Filbanserin, a once-daily non-hormonal pill to be marketed as Addyi by Sprout Pharmaceuticals, was recommended 18 to 6 by a tandem of the FDA’s Bone, Reproductive and Urologic Drugs Advisory Committee, and the agency’s Drug Safety and Risk Management Advisory Committee.
The combined panel, however, added that filbanserin’s label must include language alerting users of the need to manage side effects that include fainting, low blood pressure, nausea, and fatigue. Panelists also advised the agency to require Sprout to carry out postmarketing safety studies, establish a patient registry, and require that physicians be certified—with pharmacies confirming such certification—before being allowed to prescribe filbanserin.
The FDA usually follows the recommendations of its advisory committees, though the agency is not required to do so.
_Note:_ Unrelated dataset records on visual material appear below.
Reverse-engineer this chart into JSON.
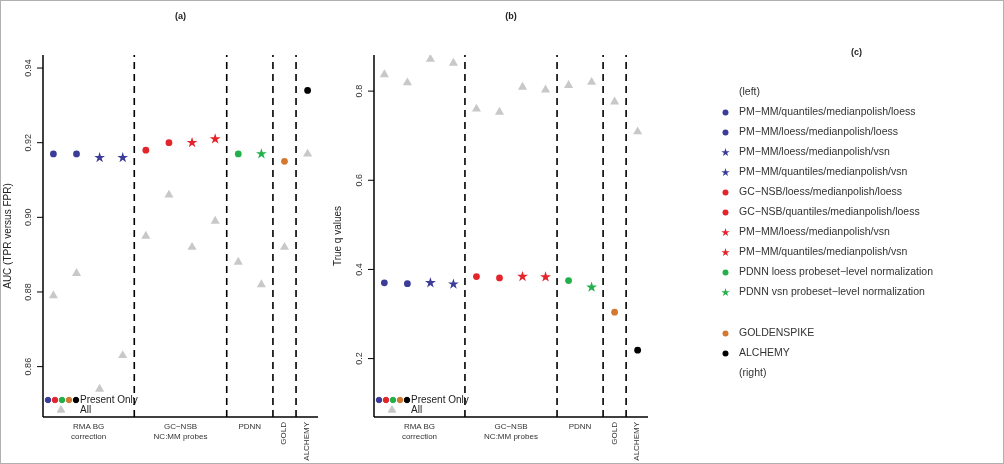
{
  "chart_data": [
    {
      "type": "scatter",
      "title": "(a)",
      "ylabel": "AUC (TPR versus FPR)",
      "categories": [
        null,
        null,
        null,
        null,
        null,
        null,
        null,
        null,
        null,
        null,
        null,
        null
      ],
      "annotations": [
        "RMA BG\ncorrection",
        "GC−NSB\nNC:MM probes",
        "PDNN",
        "GOLD",
        "ALCHEMY"
      ],
      "ylim": [
        0.8465,
        0.9435
      ],
      "yticks": [
        0.86,
        0.88,
        {
          "value": 0.9,
          "label": "0.90"
        },
        0.92,
        0.94
      ],
      "legend": "bottom left",
      "series": [
        {
          "name": "Present Only",
          "marker": "circle",
          "colors": [
            "#3b3b98",
            "#3b3b98",
            null,
            null,
            "#e3242b",
            "#e3242b",
            null,
            null,
            "#22b04b",
            null,
            "#d4782f",
            "#000000"
          ],
          "values": [
            0.917,
            0.917,
            null,
            null,
            0.918,
            0.92,
            null,
            null,
            0.917,
            null,
            0.915,
            0.934
          ]
        },
        {
          "marker": "star",
          "colors": [
            null,
            null,
            "#3b3b98",
            "#3b3b98",
            null,
            null,
            "#e3242b",
            "#e3242b",
            null,
            "#22b04b",
            null,
            null
          ],
          "values": [
            null,
            null,
            0.916,
            0.916,
            null,
            null,
            0.92,
            0.921,
            null,
            0.917,
            null,
            null
          ]
        },
        {
          "name": "All",
          "marker": "triangle",
          "color": "#c8c8c8",
          "values": [
            0.879,
            0.885,
            0.854,
            0.863,
            0.895,
            0.906,
            0.892,
            0.899,
            0.888,
            0.882,
            0.892,
            0.917
          ]
        }
      ]
    },
    {
      "type": "scatter",
      "title": "(b)",
      "ylabel": "True q values",
      "categories": [
        null,
        null,
        null,
        null,
        null,
        null,
        null,
        null,
        null,
        null,
        null,
        null
      ],
      "annotations": [
        "RMA BG\ncorrection",
        "GC−NSB\nNC:MM probes",
        "PDNN",
        "GOLD",
        "ALCHEMY"
      ],
      "ylim": [
        0.069,
        0.881
      ],
      "yticks": [
        0.2,
        0.4,
        0.6,
        0.8
      ],
      "legend": "bottom left",
      "series": [
        {
          "name": "Present Only",
          "marker": "circle",
          "colors": [
            "#3b3b98",
            "#3b3b98",
            null,
            null,
            "#e3242b",
            "#e3242b",
            null,
            null,
            "#22b04b",
            null,
            "#d4782f",
            "#000000"
          ],
          "values": [
            0.37,
            0.368,
            null,
            null,
            0.384,
            0.381,
            null,
            null,
            0.375,
            null,
            0.304,
            0.219
          ]
        },
        {
          "marker": "star",
          "colors": [
            null,
            null,
            "#3b3b98",
            "#3b3b98",
            null,
            null,
            "#e3242b",
            "#e3242b",
            null,
            "#22b04b",
            null,
            null
          ],
          "values": [
            null,
            null,
            0.37,
            0.367,
            null,
            null,
            0.384,
            0.383,
            null,
            0.36,
            null,
            null
          ]
        },
        {
          "name": "All",
          "marker": "triangle",
          "color": "#c8c8c8",
          "values": [
            0.837,
            0.819,
            0.872,
            0.863,
            0.76,
            0.753,
            0.809,
            0.803,
            0.813,
            0.82,
            0.776,
            0.709
          ]
        }
      ]
    },
    {
      "type": "other",
      "title": "(c)",
      "annotations": [
        "(left)",
        "PM−MM/quantiles/medianpolish/loess",
        "PM−MM/loess/medianpolish/loess",
        "PM−MM/loess/medianpolish/vsn",
        "PM−MM/quantiles/medianpolish/vsn",
        "GC−NSB/loess/medianpolish/loess",
        "GC−NSB/quantiles/medianpolish/loess",
        "PM−MM/loess/medianpolish/vsn",
        "PM−MM/quantiles/medianpolish/vsn",
        "PDNN loess probeset−level normalization",
        "PDNN vsn probeset−level normalization",
        "GOLDENSPIKE",
        "ALCHEMY",
        "(right)"
      ]
    }
  ]
}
If the agency follows customary practice and approves filbanserin, it will reverse two previous FDA setbacks for the drug.
The first came in 2010 when the predecessor to the Bone, Reproductive and Urologic Drugs Advisory Committee recommended against filbanserin; the Advisory Committee on Reproductive Health Drugs cited insufficient evidence of efficacy. Soon after, original developer Boehringer Ingelheim—which repositioned filbanserin from an antidepressant—sold its rights to the compound the following year to Sprout, a startup launched with $20 million.
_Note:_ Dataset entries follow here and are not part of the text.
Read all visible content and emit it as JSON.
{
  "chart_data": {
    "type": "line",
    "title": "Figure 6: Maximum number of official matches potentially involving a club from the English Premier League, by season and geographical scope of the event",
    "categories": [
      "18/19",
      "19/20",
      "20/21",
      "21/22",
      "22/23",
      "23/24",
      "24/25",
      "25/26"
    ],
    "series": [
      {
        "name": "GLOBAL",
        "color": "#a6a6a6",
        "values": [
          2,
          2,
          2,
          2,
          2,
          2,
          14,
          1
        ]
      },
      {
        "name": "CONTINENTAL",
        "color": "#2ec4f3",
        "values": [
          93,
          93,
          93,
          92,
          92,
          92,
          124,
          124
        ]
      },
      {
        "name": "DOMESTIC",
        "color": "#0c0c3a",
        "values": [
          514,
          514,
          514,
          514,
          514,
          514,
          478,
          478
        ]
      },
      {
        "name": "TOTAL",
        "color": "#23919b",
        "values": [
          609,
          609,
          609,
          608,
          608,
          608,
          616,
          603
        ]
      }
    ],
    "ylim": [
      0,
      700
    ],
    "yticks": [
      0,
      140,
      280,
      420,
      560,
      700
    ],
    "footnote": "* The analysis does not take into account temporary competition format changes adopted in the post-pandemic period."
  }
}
After the FDA’s second rejection in 2013, Sprout appealed the decision, resolving its dispute with the FDA after conducting, at the agency’s request, a Phase I pharmacokinetic study and a Phase I driving study. Results from both were included in Sprout’s NDA submitted in February.
That NDA also cited data from three Phase III trials, all showing a statistically significant for the drug compared to placebo in the number of satisfying sexual events and in distress related to sexual desire, according to the FDA.
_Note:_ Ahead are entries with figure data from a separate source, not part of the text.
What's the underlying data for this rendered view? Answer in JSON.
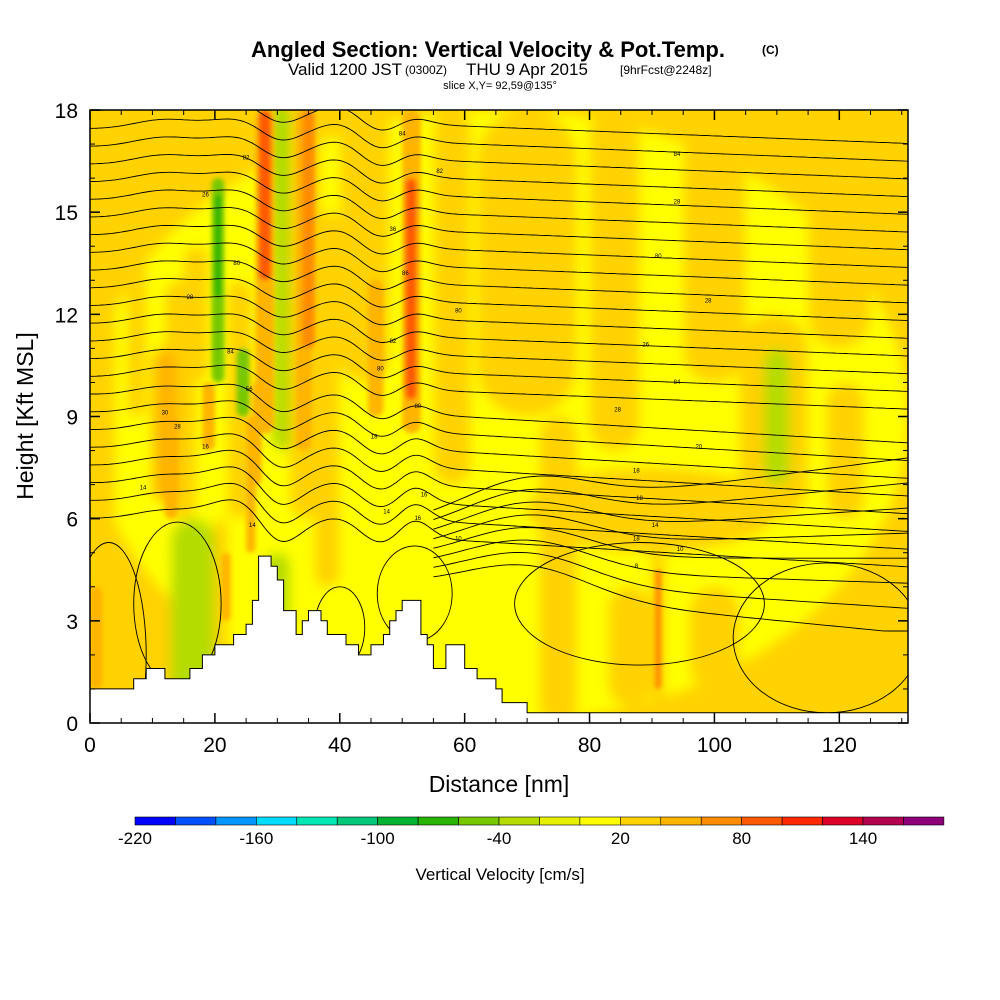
{
  "title": {
    "main": "Angled Section: Vertical Velocity & Pot.Temp.",
    "copyright": "(C)",
    "valid_prefix": "Valid 1200 JST",
    "utc": "(0300Z)",
    "valid_date": "THU 9 Apr 2015",
    "forecast": "[9hrFcst@2248z]",
    "slice": "slice X,Y= 92,59@135°"
  },
  "chart_data": {
    "type": "heatmap",
    "xlabel": "Distance [nm]",
    "ylabel": "Height [Kft MSL]",
    "xlim": [
      0,
      131
    ],
    "ylim": [
      0,
      18
    ],
    "x_ticks": [
      "0",
      "20",
      "40",
      "60",
      "80",
      "100",
      "120"
    ],
    "y_ticks": [
      "0",
      "3",
      "6",
      "9",
      "12",
      "15",
      "18"
    ],
    "colorbar": {
      "label": "Vertical Velocity [cm/s]",
      "min": -220,
      "max": 140,
      "step": 20,
      "tick_labels": [
        "-220",
        "-160",
        "-100",
        "-40",
        "20",
        "80",
        "140"
      ],
      "colors": [
        "#0000ff",
        "#0050ff",
        "#0096ff",
        "#00dcff",
        "#00e6b4",
        "#00c878",
        "#00b432",
        "#28b400",
        "#78c800",
        "#b4dc00",
        "#e6f000",
        "#ffff00",
        "#ffd200",
        "#ffb400",
        "#ff8c00",
        "#ff5a00",
        "#ff2800",
        "#dc0028",
        "#b40050",
        "#8c0078"
      ]
    },
    "terrain_kft": [
      [
        0,
        1.0
      ],
      [
        7,
        1.0
      ],
      [
        7,
        1.3
      ],
      [
        9,
        1.3
      ],
      [
        9,
        1.6
      ],
      [
        12,
        1.6
      ],
      [
        12,
        1.3
      ],
      [
        16,
        1.3
      ],
      [
        16,
        1.6
      ],
      [
        18,
        1.6
      ],
      [
        18,
        2.0
      ],
      [
        20,
        2.0
      ],
      [
        20,
        2.3
      ],
      [
        23,
        2.3
      ],
      [
        23,
        2.6
      ],
      [
        25,
        2.6
      ],
      [
        25,
        2.9
      ],
      [
        26,
        2.9
      ],
      [
        26,
        3.6
      ],
      [
        27,
        3.6
      ],
      [
        27,
        4.9
      ],
      [
        29,
        4.9
      ],
      [
        29,
        4.6
      ],
      [
        30,
        4.6
      ],
      [
        30,
        4.2
      ],
      [
        31,
        4.2
      ],
      [
        31,
        3.3
      ],
      [
        33,
        3.3
      ],
      [
        33,
        2.6
      ],
      [
        34,
        2.6
      ],
      [
        34,
        3.0
      ],
      [
        35,
        3.0
      ],
      [
        35,
        3.3
      ],
      [
        37,
        3.3
      ],
      [
        37,
        3.0
      ],
      [
        38,
        3.0
      ],
      [
        38,
        2.6
      ],
      [
        41,
        2.6
      ],
      [
        41,
        2.3
      ],
      [
        43,
        2.3
      ],
      [
        43,
        2.0
      ],
      [
        45,
        2.0
      ],
      [
        45,
        2.3
      ],
      [
        47,
        2.3
      ],
      [
        47,
        2.6
      ],
      [
        48,
        2.6
      ],
      [
        48,
        3.0
      ],
      [
        49,
        3.0
      ],
      [
        49,
        3.3
      ],
      [
        50,
        3.3
      ],
      [
        50,
        3.6
      ],
      [
        53,
        3.6
      ],
      [
        53,
        2.6
      ],
      [
        54,
        2.6
      ],
      [
        54,
        2.3
      ],
      [
        55,
        2.3
      ],
      [
        55,
        1.6
      ],
      [
        57,
        1.6
      ],
      [
        57,
        2.3
      ],
      [
        60,
        2.3
      ],
      [
        60,
        1.6
      ],
      [
        62,
        1.6
      ],
      [
        62,
        1.3
      ],
      [
        65,
        1.3
      ],
      [
        65,
        1.0
      ],
      [
        66,
        1.0
      ],
      [
        66,
        0.6
      ],
      [
        70,
        0.6
      ],
      [
        70,
        0.3
      ],
      [
        131,
        0.3
      ]
    ],
    "contour_labels": [
      {
        "x": 50.0,
        "y": 17.3,
        "text": "84"
      },
      {
        "x": 94.0,
        "y": 16.7,
        "text": "84"
      },
      {
        "x": 25.0,
        "y": 16.6,
        "text": "82"
      },
      {
        "x": 56.0,
        "y": 16.2,
        "text": "82"
      },
      {
        "x": 18.5,
        "y": 15.5,
        "text": "26"
      },
      {
        "x": 94.0,
        "y": 15.3,
        "text": "28"
      },
      {
        "x": 48.5,
        "y": 14.5,
        "text": "36"
      },
      {
        "x": 91.0,
        "y": 13.7,
        "text": "80"
      },
      {
        "x": 23.5,
        "y": 13.5,
        "text": "80"
      },
      {
        "x": 50.5,
        "y": 13.2,
        "text": "86"
      },
      {
        "x": 16.0,
        "y": 12.5,
        "text": "28"
      },
      {
        "x": 59.0,
        "y": 12.1,
        "text": "80"
      },
      {
        "x": 99.0,
        "y": 12.4,
        "text": "28"
      },
      {
        "x": 48.5,
        "y": 11.2,
        "text": "82"
      },
      {
        "x": 89.0,
        "y": 11.1,
        "text": "26"
      },
      {
        "x": 22.5,
        "y": 10.9,
        "text": "84"
      },
      {
        "x": 46.5,
        "y": 10.4,
        "text": "80"
      },
      {
        "x": 94.0,
        "y": 10.0,
        "text": "84"
      },
      {
        "x": 25.5,
        "y": 9.8,
        "text": "56"
      },
      {
        "x": 52.5,
        "y": 9.3,
        "text": "80"
      },
      {
        "x": 84.5,
        "y": 9.2,
        "text": "28"
      },
      {
        "x": 12.0,
        "y": 9.1,
        "text": "30"
      },
      {
        "x": 14.0,
        "y": 8.7,
        "text": "28"
      },
      {
        "x": 45.5,
        "y": 8.4,
        "text": "18"
      },
      {
        "x": 18.5,
        "y": 8.1,
        "text": "16"
      },
      {
        "x": 97.5,
        "y": 8.1,
        "text": "20"
      },
      {
        "x": 87.5,
        "y": 7.4,
        "text": "18"
      },
      {
        "x": 8.5,
        "y": 6.9,
        "text": "14"
      },
      {
        "x": 88.0,
        "y": 6.6,
        "text": "18"
      },
      {
        "x": 53.5,
        "y": 6.7,
        "text": "16"
      },
      {
        "x": 47.5,
        "y": 6.2,
        "text": "14"
      },
      {
        "x": 52.5,
        "y": 6.0,
        "text": "16"
      },
      {
        "x": 90.5,
        "y": 5.8,
        "text": "14"
      },
      {
        "x": 26.0,
        "y": 5.8,
        "text": "14"
      },
      {
        "x": 59.0,
        "y": 5.4,
        "text": "10"
      },
      {
        "x": 87.5,
        "y": 5.4,
        "text": "18"
      },
      {
        "x": 94.5,
        "y": 5.1,
        "text": "10"
      },
      {
        "x": 87.5,
        "y": 4.6,
        "text": "8"
      }
    ]
  }
}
While the first two trials did not show statistically significant improvement over placebo in the co-primary endpoint for sexual desire, they showed statistically significant improvement over placebo for a secondary endpoint that used the Female Sexual Function Index (FSFI) to assess sexual desire. The third trial used FSFI as the pre-specified co-primary endpoint for sexual desire and showed a statistically significant improvement over placebo, consistent with the FSFI findings in the two earlier trials, the agency said.
Sprout also began a successful-to-date lobbying campaign for filbanserin, joining with 24 organizations ranging from the National Organization for Women to the women’s health equity group Even the Score. They accused the FDA of holding the compound to a higher standard than male sexual disorder treatments such as Cialis and Viagra, and thus practicing gender bias.
“The FDA rejects claims of gender bias,” countered Hylton Joffe, M.D., M.M.Sc, director of the agency’s Division of Bone, Reproductive and Urologic Products, in a briefing report prepared for the combined panel. “The FDA's regulatory decision for each product is based on an assessment of whether the benefits outweigh the risks, and does not take gender into consideration.”
Some advocacy groups, however, echoed the FDA and expressed concern that the drug had not shown sufficient effectiveness to warrant approval: “The problem with this drug is not gender bias at the FDA but rather the drug itself,” Cindy Pearson, executive director of the National Women’s Health Network, said Wednesday in a statement. “We recognize that a lack of sexual desire can be a distressing problem for women. We also believe that it might be possible to develop a drug that is effective for some of women’s sexual problems.”
Flibanserin is both a 5HT1A receptor agonist and a 5HT2A receptor antagonist. The drug is designed to help to balance the neurotransmitters dopamine and norepinephrine that influence sexual desire and to decrease serotonin, which is responsible for sexual satiety and inhibition.